Palantir was awarded the £182m, four-year contract to run its Foundry patient data system for the NHS in November 2023. Palantir relies heavily on its political contacts. Personally, I think relying on hiring a lot of “political insiders” to sell a product is a big sign that the product isn’t that great. Before winning the contract, Palantir hired a lobbying company, Global Counsel, founded and at the time run, by Peter Mandelson. Mandelson is very much a political “insider,” a former Labour minister who is equally comfortable with Tory ministers. Freedom of information documents show Global Counsel was able to arrange dinners for Palantir with the chairman of NHS England and other top NHS staff in 2019, shortly before the firm won its first NHS contracts in 2020.
Palantir is still a Global Counsel client — Mandelson has gone on to become the British ambassador to Washington. Since last October, Palantir has hired a second British lobbying firm, called Lodestone Communications.
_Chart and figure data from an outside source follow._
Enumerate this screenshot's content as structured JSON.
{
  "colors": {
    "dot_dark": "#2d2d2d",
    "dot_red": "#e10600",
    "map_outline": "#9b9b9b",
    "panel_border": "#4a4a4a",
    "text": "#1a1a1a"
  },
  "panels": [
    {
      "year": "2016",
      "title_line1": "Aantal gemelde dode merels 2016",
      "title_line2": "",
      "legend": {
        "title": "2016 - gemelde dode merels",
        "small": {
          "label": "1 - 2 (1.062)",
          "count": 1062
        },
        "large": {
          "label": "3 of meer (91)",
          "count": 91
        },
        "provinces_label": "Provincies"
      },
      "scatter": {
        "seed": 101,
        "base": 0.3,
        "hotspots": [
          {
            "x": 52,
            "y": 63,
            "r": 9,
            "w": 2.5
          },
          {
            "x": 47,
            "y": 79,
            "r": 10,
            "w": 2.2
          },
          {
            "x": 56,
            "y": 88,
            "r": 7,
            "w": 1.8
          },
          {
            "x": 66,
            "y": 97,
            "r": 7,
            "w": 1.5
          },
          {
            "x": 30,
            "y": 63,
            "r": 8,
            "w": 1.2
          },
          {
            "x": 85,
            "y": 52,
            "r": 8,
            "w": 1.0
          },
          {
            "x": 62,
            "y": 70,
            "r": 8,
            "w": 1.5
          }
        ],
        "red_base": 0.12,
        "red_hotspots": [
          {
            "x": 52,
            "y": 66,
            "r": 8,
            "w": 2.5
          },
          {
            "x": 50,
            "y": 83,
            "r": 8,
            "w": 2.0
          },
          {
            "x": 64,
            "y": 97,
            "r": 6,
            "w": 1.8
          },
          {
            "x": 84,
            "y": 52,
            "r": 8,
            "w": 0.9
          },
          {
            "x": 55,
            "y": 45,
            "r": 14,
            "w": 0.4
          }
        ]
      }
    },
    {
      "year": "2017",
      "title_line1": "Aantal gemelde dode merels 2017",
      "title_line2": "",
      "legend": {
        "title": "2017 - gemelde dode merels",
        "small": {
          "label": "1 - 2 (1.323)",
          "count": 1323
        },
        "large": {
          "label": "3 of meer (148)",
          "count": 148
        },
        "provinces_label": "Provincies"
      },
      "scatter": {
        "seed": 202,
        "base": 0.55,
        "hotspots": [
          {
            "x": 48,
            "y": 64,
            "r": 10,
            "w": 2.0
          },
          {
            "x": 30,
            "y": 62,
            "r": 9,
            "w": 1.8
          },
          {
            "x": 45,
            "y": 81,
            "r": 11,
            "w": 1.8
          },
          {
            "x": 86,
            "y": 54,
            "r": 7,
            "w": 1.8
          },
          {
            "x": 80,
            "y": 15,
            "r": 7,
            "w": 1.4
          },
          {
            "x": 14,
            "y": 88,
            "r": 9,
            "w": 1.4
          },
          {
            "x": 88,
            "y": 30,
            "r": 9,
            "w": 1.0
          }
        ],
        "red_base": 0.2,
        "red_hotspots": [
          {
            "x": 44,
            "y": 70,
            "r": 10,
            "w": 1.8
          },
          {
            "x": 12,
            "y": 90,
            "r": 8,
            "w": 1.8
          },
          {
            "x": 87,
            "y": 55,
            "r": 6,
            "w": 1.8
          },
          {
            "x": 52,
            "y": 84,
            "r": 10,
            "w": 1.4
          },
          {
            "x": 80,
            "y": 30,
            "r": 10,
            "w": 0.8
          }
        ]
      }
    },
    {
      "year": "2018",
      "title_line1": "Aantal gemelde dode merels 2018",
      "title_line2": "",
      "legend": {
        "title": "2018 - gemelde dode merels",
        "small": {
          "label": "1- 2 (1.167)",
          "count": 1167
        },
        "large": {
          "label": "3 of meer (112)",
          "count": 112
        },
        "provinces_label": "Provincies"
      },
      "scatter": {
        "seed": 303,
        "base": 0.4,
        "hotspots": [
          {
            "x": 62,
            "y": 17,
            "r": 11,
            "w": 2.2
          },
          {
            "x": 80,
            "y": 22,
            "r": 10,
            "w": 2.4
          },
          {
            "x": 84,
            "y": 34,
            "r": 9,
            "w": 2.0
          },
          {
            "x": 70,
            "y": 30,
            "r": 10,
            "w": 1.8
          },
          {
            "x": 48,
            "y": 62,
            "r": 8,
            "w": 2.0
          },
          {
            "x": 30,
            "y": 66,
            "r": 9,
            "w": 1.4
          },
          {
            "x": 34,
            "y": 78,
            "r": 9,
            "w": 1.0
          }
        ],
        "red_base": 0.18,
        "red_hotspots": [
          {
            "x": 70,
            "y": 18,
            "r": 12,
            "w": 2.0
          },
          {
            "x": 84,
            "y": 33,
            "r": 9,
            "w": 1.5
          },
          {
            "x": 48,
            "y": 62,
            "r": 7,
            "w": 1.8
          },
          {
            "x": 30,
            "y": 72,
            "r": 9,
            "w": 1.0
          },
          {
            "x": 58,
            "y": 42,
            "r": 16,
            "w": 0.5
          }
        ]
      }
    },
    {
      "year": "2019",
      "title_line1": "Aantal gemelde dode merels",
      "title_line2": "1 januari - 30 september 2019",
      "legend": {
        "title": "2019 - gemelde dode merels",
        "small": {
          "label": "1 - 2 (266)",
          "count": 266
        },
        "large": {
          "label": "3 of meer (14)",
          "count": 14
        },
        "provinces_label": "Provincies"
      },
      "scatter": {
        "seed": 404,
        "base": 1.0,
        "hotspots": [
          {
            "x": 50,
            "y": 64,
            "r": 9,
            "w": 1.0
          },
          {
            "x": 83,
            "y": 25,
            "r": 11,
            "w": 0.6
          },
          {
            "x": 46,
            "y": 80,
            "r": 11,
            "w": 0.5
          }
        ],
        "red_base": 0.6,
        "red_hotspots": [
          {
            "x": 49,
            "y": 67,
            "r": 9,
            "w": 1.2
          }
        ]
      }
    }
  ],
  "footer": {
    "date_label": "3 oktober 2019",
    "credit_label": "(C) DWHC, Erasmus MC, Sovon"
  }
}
Lodestone, in turn, has hired Tom Watson, the former deputy leader of the Labour Party, who is admired by the current Labour government for his work opposing and undermining Labour’s move left under Jeremy Corbyn.
Palantir’s enthusiasm for hiring “political insiders” raises suspicions, but it is the politics of its founder and chairman, Peter Thiel, which raises most worries. Thiel is a notable supporter of Donald Trump. Thiel is a “free-market fundamentalist” who told the Oxford Union in January 2023 that the British commitment to the NHS was “Stockholm syndrome” and that “the NHS makes people sick” because free healthcare creates dependency. For these reasons, Thiel’s firm should be nowhere near the NHS.
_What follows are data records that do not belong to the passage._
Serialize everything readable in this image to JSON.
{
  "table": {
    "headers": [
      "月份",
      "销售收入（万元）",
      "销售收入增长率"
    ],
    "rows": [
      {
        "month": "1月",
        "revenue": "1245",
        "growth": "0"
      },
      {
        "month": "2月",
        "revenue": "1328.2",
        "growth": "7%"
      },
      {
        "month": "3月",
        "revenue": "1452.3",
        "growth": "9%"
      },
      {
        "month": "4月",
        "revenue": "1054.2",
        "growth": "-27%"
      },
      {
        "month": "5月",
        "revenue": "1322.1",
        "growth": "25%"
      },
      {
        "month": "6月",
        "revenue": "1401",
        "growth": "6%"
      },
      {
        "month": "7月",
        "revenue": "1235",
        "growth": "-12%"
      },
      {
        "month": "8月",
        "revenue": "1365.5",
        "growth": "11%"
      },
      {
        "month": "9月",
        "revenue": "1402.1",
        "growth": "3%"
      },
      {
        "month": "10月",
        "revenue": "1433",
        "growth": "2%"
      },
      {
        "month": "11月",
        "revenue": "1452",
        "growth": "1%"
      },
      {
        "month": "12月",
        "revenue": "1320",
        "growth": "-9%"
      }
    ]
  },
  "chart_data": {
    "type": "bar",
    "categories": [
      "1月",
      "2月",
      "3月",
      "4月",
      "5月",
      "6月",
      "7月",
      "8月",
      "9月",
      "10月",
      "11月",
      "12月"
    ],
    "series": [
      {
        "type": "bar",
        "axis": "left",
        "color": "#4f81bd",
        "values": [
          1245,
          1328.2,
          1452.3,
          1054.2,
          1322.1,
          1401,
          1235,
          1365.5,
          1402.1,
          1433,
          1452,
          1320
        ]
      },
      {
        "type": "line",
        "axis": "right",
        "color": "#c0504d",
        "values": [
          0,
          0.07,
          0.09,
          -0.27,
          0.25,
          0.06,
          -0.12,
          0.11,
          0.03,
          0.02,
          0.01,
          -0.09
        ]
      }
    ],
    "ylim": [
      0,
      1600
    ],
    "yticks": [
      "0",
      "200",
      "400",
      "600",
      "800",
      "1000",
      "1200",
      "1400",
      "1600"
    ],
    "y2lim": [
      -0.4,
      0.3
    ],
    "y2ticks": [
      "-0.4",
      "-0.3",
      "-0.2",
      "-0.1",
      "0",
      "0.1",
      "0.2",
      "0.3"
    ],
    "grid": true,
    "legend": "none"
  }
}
But now it turns out Palantir should also not be near the NHS because individual NHS hospitals and NHS trusts don’t really like its Foundry software. The NHS is having to pay KPMG another £13m for a one-year contract, announced in May, to encourage those hospitals to use Palantir’s software. The contract is for KPMG to make a “support offer” to hospitals to accept Palantir’s “front line digitisation.” The NHS says it wants KPMG to “create an experienced, multi-skilled, rapid-response intervention service also known as a tiger teams service” to support and encourage Palantir’s “electronic patient record” system being used across England.
Before the election, Rachel Reeves promised to cut wasteful outsourcing to management consultants. Now she is hiring a bunch of management consultants to pretend to be “tigers” — grrrr — in an attempt to push software from a Trump-supporting, anti-NHS “tech bro” onto the health service.
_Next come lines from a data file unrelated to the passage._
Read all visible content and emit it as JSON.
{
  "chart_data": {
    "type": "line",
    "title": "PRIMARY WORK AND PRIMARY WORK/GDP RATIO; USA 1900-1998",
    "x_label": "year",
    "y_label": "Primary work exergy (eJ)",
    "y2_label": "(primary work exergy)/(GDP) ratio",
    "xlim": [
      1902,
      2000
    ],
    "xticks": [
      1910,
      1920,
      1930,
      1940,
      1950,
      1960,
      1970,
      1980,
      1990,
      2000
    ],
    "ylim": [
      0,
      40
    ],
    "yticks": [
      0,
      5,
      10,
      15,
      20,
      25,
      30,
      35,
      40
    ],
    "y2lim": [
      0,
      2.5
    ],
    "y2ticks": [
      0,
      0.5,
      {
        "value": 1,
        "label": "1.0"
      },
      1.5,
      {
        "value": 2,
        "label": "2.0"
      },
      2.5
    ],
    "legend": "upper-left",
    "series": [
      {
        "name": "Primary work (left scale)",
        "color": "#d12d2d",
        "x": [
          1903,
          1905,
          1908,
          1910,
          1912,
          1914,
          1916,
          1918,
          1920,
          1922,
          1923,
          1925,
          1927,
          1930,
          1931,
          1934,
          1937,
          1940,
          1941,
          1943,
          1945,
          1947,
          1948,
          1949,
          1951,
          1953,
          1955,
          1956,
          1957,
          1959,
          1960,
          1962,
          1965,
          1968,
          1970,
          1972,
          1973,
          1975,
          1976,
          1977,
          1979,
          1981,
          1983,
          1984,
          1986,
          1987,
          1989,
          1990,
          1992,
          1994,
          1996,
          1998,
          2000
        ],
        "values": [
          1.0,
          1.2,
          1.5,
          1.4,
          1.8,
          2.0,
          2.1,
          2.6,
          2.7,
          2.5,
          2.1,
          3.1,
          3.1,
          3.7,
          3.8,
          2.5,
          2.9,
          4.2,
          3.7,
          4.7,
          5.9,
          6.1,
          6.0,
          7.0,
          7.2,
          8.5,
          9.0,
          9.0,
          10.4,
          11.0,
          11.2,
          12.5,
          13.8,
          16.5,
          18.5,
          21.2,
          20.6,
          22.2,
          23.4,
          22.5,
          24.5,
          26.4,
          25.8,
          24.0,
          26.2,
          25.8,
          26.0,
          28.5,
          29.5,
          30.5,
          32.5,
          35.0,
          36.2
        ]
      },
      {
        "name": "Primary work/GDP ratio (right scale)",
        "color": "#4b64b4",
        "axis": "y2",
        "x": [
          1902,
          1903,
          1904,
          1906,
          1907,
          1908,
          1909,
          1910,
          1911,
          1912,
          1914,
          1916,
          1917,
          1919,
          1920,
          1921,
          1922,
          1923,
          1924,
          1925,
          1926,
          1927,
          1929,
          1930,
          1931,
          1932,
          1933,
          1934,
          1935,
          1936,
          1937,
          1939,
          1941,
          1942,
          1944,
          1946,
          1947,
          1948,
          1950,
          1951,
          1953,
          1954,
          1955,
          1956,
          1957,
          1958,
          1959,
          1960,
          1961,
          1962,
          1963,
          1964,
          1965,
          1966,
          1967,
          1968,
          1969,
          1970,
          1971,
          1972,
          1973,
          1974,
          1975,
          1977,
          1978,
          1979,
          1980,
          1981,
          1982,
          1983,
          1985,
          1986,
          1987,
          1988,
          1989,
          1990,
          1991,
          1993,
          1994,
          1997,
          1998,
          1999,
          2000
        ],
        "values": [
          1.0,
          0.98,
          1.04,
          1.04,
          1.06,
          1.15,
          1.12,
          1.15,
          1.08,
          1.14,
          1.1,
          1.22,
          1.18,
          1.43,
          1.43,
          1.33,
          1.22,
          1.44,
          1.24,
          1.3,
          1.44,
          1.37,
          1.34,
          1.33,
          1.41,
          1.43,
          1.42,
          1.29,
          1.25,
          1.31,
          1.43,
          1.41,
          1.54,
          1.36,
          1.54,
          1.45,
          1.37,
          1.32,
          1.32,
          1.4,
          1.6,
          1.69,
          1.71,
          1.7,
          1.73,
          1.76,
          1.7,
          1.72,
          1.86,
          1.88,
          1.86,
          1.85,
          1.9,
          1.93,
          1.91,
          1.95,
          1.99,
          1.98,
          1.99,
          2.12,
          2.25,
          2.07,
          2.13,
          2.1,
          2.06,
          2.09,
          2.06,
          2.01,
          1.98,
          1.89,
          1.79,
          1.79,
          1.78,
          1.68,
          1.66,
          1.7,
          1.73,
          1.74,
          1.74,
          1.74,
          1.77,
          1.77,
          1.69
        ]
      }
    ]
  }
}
Q: What is the 'AI parliamentary scheme'?
A: The 'AI parliamentary scheme' is a program organized by think tank Demos and funded by Google, aimed at helping MPs develop 'effective scrutiny' of artificial intelligence, including its opportunities, risks, and implications for society.
Q: Why is the Google-funded scheme controversial?
A: The scheme is controversial because it raises concerns about potential conflicts of interest, given Google's significant stake in AI and its questionable ethical track record, including the removal of its ethical AI policy in February.
Q: Which MPs attended the Ditchley Park event?
A: The MPs who attended the Ditchley Park event include Helen Whately, David Davis, John Whittingdale, Peter Fortune, Damian Hinds, and Kenneth Stevenson, with most being Conservatives.
Q: What is the issue with Palantir's involvement in the NHS?
A: Palantir's involvement in the NHS is controversial due to its founder Peter Thiel's anti-NHS stance and Trump support, as well as the resistance from NHS hospitals to its software, leading to additional costs for the NHS to encourage its use.
Q: What is the role of KPMG in the NHS and Palantir contract?
A: KPMG has been hired by the NHS to form 'tiger teams' to encourage NHS hospitals to use Palantir's Foundry patient data software, despite the software's poor reception by many hospitals.